Consequently, a thought emerges: it is time for a new partner.
“Many people believe that a marriage that began well will proceed well, possibly for the lifetime of the spouses. Again we must stress that nothing in the marital situation should be taken for granted. Even when marriage was motivated by genuine love, there is no guarantee of lifelong happiness. Certainly a good beginning is better than a bad beginning, but it is only a beginning. Like freedom, love must be preserved and cultivated. Complacency is to be avoided.”
The art of creating love is also an aspect that cannot be regarded as a guarantee.
Love does not present itself as something secure, but rather as a constant state of alert — one wrapped in a beautiful, sweet exterior that conceals the brutality of continuous updating: of mutual needs, of courage on both sides, and of discipline.
This is the price we pay.
Being alone, we pay.

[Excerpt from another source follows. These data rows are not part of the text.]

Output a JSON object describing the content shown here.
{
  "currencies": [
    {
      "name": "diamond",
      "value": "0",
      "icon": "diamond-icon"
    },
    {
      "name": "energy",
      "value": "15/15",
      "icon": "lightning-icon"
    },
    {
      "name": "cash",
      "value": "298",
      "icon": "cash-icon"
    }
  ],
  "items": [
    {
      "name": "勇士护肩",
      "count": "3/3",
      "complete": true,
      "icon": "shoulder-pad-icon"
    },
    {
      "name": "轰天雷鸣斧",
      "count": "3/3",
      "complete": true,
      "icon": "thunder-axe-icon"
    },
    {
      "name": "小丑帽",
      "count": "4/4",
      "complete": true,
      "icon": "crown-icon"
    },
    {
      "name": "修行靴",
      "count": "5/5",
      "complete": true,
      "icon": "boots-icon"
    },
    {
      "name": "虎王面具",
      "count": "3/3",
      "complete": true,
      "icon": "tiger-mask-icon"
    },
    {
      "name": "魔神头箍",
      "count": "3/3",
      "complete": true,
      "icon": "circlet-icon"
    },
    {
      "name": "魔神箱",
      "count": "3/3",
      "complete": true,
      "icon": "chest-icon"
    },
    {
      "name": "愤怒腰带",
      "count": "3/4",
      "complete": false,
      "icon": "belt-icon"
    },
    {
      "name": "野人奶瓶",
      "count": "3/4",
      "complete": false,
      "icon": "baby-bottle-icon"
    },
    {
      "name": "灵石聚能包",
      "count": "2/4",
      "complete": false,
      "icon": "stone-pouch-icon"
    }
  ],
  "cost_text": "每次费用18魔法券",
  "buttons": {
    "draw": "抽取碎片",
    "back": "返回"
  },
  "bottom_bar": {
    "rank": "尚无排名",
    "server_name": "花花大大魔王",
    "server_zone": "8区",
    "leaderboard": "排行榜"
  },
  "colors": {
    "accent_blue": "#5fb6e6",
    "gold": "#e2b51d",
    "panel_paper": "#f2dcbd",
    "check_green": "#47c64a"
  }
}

Being with the wrong partner, we pay.
Being uncommitted within a relationship, we also pay.
Love is not an end in itself; it is a tool that allows us, or helps us, to transform from a larva into a butterfly — or in the opposite direction. Diotima’s ladder of love, as recounted by Socrates in the Symposium, makes this clear. The other person — the one we choose — is a catalyst. The partner is a stage.
Thus, the culmination of transformation as a human being leads us toward beauty. Therefore, when a partner no longer enables growth, it is we, as individuals, who have reached the limit of growth within that particular relationship. This occurs on our side, not on the partner’s.
We change partners not because growth is impossible, but because reaching for growth within that same structure becomes too disturbing, too painful — it begins to appear almost impossible.
At the same time, the growth we dream of may seem attainable at the side of another completely new person.
// “Love can be found” Silvano Arieti, 1977
A clinical analysis of love - a capacity that can be either developed or blocked. He believed that love and creativity share the same psychological source.
The author is famous, among other things, for his work Interpretation of Schizophrenia 1974, where he was one of the first psychiatrists to understand schizophrenia as a biological, psychological, and existential condition.
The book is available online on OpenLibrary.org.